Большой интерес для нас представили выводы о характере сложных систем, содержащиеся в работах М.С. Кагана[92]. Анализ систем в статике и динамике, сопряжение трех плоскостей исследования – предметной, функциональной и исторической, что возможно использовать наиболее эффективно при исследовании правовых универсалий.
Таким образом, наиболее разумно исследование природы правовых универсалий, как в статике, так и в динамике, а для этого наиболее подходящими мы считаем предметный, функционально- структурный и исторический подходы.
Также очень большим подспорьем для исследования правовых универсалий может послужить методология, используемая при исследовании института аналогии права и аналогии закона. Его использование позволит увеличить угол зрения по изучаемому вопросу, и открыть дополнительные возможности при систематизировании универсалий в динамике и статике.
Аналогия закона или аналогия права составляют единый правовой институт в механизме правового регулирования, главной функцией которого является казуальное преодоление пробелов праве с целью обеспечения соответствия между правом как динамической системой и развитием общественных отношений, а также в целях наиболее полной и оперативной реализации задач правового регулирования.

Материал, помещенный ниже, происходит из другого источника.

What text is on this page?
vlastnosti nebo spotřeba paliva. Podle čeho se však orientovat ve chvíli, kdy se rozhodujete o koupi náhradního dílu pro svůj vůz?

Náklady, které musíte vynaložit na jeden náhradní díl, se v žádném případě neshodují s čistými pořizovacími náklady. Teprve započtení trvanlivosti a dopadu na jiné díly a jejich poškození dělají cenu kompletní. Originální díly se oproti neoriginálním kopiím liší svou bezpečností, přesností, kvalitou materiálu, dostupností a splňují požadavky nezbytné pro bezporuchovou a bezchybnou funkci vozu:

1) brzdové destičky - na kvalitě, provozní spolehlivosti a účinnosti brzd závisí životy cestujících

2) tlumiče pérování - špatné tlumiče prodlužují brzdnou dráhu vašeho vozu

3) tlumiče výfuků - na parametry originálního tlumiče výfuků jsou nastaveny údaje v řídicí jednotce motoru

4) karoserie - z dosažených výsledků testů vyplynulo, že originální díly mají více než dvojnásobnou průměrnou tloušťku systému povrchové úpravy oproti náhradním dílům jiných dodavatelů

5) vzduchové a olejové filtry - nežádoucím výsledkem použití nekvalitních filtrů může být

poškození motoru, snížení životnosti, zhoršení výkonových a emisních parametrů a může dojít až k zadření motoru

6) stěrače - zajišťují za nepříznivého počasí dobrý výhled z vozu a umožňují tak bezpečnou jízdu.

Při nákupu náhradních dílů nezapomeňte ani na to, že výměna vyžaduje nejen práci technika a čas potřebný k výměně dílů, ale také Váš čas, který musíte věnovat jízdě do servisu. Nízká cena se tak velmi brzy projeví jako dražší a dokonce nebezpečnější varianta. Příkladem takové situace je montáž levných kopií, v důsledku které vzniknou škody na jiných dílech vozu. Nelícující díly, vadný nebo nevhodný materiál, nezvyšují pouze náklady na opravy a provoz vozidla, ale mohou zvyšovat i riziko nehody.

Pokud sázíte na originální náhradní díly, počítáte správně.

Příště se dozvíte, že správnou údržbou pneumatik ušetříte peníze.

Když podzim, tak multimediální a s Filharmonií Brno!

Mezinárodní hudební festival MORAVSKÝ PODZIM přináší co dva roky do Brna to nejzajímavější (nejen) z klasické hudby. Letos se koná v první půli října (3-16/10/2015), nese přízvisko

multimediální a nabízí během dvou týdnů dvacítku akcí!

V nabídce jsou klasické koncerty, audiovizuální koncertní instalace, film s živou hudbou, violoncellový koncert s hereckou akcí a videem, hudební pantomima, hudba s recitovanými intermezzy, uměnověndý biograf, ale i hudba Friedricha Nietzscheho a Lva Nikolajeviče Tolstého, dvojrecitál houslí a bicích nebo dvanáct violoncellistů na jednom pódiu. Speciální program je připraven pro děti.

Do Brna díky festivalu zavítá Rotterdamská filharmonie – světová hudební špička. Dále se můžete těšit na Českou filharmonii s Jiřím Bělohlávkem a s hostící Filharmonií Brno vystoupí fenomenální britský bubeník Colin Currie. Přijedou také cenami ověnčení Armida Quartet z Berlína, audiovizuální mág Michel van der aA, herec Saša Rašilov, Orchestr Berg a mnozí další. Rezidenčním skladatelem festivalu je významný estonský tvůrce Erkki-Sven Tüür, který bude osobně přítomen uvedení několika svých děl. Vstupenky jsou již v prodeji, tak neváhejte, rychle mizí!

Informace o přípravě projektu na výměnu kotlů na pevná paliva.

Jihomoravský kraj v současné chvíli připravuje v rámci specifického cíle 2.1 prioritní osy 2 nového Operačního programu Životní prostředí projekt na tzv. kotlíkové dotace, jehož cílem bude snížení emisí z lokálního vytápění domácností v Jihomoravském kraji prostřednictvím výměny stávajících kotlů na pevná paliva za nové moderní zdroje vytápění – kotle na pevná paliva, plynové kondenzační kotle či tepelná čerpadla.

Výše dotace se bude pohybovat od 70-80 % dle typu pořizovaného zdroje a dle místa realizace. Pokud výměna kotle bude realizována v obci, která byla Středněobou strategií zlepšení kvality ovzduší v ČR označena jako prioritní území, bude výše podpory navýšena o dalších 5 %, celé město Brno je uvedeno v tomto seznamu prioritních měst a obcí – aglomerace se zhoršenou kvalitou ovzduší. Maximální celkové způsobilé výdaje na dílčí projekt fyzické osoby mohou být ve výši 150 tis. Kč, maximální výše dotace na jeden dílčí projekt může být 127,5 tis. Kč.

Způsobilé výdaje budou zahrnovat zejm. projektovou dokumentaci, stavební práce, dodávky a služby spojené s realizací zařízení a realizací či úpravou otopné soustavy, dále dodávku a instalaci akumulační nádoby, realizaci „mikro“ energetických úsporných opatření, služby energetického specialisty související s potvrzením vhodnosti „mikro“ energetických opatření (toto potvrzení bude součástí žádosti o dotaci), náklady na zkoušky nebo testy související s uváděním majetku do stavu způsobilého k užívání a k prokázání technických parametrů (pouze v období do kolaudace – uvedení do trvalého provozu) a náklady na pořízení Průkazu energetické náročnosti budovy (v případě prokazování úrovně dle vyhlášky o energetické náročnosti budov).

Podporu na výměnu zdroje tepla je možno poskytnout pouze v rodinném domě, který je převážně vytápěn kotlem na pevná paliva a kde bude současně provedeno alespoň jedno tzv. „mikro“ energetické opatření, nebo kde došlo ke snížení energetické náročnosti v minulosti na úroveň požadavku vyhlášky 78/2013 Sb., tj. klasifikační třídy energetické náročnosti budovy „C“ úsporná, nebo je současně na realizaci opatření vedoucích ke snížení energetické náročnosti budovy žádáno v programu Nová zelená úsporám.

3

В общем виде логической основой юридической аналогии является теоретическая презумпция о том, что законодатель регулирует подобные в существенных признаках общественные отношения сходными юридическими нормами.
Т.е. аналогия является одним из способов самонадстройки права (с греч. Analogia означает соответствие, сходство). Термином аналогия принято обозначать сходство в каком-нибудь отношении между предметами и явлениями в остальном различными. Исходя из этого, под аналогией в юридических науках понимается распространение какой-либо нормы права или определенного комплекса норм на случаи, не предусмотренные в данной норме или комплексе норм, но существенно сходные с ними.
По мнению М.С. Строговича «аналогия это такое индивидуальное умозаключение, в котором сходства двух предметов в одних признаках делается вывод о сходстве этих предметов и во всех других признаках»[93].
По определению В.Ф. Асмуса «…. Аналогия есть вывод, состоящий в догадке, что свойство, принадлежащее предметоа известной группы и встречающееся в них вместе с некоторой совокупностью других свойств, будет принадлежать кроме этих предметов еще одному предмету, который сходен с предметами группы, так как обладает той же совокупностью свойств»[94].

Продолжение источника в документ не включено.